MJ: It’s so interesting, what you say about the potential transformative power of fiction, and stunning, really, when you think about the possibility of who this book is going to reach.  Do you ever think about that? Reaching all the young yous that are still out there, still unable to imagine what their lives might even look like until they pick up this book and see whole, resonant characters?

NP: That’s such a powerful thought, to imagine who might read this book and how it might affect them. I’m definitely starting to think about it now. I didn’t think about it when I wrote the book; I was so focused on telling the stories I wanted to tell. Now that the book is out, I’m eagerly anticipating the moment it will be in people’s hands. I remember one particular review by a young Indian American woman in college who received an early copy of the book. She said she was so pleased to see Indians dating and falling in love, something she had never seen before in western media. She also liked that the stories were so different from the ones she had known surrounding Indian characters. That really touched me, knowing that someone from a younger generation could read this book and find something to connect to, and to know that they’re not alone. That’s the true power of literature. I hope this book makes someone feel a little less alone in the world.

MJ: Can we back up a second and talk about favorite short stories? I write so few, and I somehow imagined authors felt about them they way they do about their children, each one is special for its own reason, blah, blah snore. You can have favorites? What makes a favorite a favorite? Is it the way it turned out or your process writing it or some combination of both?

NP: Each one feels special in its own way. “Hare Rama, Hare Krishna” was a unique process for me in that it was originally two separate stories. I wanted to write a coming-of-age love story, set against the backdrop of a local dance class—dance was a big part of my childhood. I also wanted to tell a story about an adolescent witnessing the dissolution of her parents’ marriage. The former centered around a young man, the latter, a woman. A quarter of the way into writing both of them I realized that they were actually one story. I fused the two stories and came up with Samir, a lonely gay teenager who falls in love with a boy at his school. The story feels personal to me for obvious reasons, but I also like that it reads like two stories in one.

MJ: Do you feel you start a book as one writer and come out the other end as another? What did you learn about telling stories that you didn’t know before?

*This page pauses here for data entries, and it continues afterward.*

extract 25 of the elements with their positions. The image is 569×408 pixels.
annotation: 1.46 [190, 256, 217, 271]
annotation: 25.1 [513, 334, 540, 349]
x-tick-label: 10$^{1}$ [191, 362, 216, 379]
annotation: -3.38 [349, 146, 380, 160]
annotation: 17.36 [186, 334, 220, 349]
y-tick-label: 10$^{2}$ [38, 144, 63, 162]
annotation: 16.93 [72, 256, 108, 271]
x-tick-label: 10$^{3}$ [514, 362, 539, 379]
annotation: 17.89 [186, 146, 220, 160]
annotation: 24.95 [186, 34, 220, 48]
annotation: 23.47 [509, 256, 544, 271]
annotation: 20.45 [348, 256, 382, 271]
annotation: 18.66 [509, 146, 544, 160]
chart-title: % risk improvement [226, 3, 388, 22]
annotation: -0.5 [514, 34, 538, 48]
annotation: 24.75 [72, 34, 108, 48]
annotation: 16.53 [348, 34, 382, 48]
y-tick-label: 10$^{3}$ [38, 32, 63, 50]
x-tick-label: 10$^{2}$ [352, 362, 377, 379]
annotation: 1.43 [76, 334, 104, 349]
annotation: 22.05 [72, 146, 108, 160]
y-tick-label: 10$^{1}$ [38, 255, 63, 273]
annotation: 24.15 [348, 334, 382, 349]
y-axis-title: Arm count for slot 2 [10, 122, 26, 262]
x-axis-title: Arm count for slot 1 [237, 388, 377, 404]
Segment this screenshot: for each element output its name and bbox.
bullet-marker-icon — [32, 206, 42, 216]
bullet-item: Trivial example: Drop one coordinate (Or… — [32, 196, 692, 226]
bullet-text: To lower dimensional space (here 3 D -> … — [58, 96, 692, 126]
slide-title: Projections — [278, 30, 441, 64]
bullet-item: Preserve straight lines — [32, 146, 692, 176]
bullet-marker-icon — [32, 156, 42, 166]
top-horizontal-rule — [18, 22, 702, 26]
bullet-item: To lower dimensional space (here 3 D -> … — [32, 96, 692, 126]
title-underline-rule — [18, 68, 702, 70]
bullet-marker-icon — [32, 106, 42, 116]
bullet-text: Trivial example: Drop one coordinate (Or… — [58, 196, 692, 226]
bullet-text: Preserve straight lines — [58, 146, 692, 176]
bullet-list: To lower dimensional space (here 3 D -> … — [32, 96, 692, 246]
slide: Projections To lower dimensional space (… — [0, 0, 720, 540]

NP: You do start as one writer and come out another! This was my first book, and I think it’s what made me become a “writer.” From the first story I wrote “These Things Happen,” to the last, “Radha, Krishna,” I can see so much growth. I think what I learned most was about structure. Through trial and error, I learned how to plot a story. I learned when to keep going with something and when to stop, and when to take something in a completely different direction. I learned that the end of a story is what gives it its purpose. I think I rewrote the ending of every story in this collection more than once! One interesting outcome of writing short stories was that I learned how to tell a story on a more universal level.

MJ: Last question: Was there anything you had to unlearn to write this book? (I feel like we all have to unlearn something big in the course of becoming a writer. For me, it was learning not to care about what “serious” authors say about adverbs. I feel about adverbs the way I feel about my ass: Yes, it’s extra. That’s the whole fucking point.)

NP: The most important thing I’ve learned is that there are no rules to becoming a writer. I had all these preconceived notions: that I had to publish in The New Yorker, that I had to have an MFA, that I had to be well-connected or live in New York. I had none of the above. Then of course there are the numerous articles that tell you NOT to bother writing a short story collection. But this book, in many ways, is the little engine that could. I now know that if you believe you can do something against all odds, you can, and you will.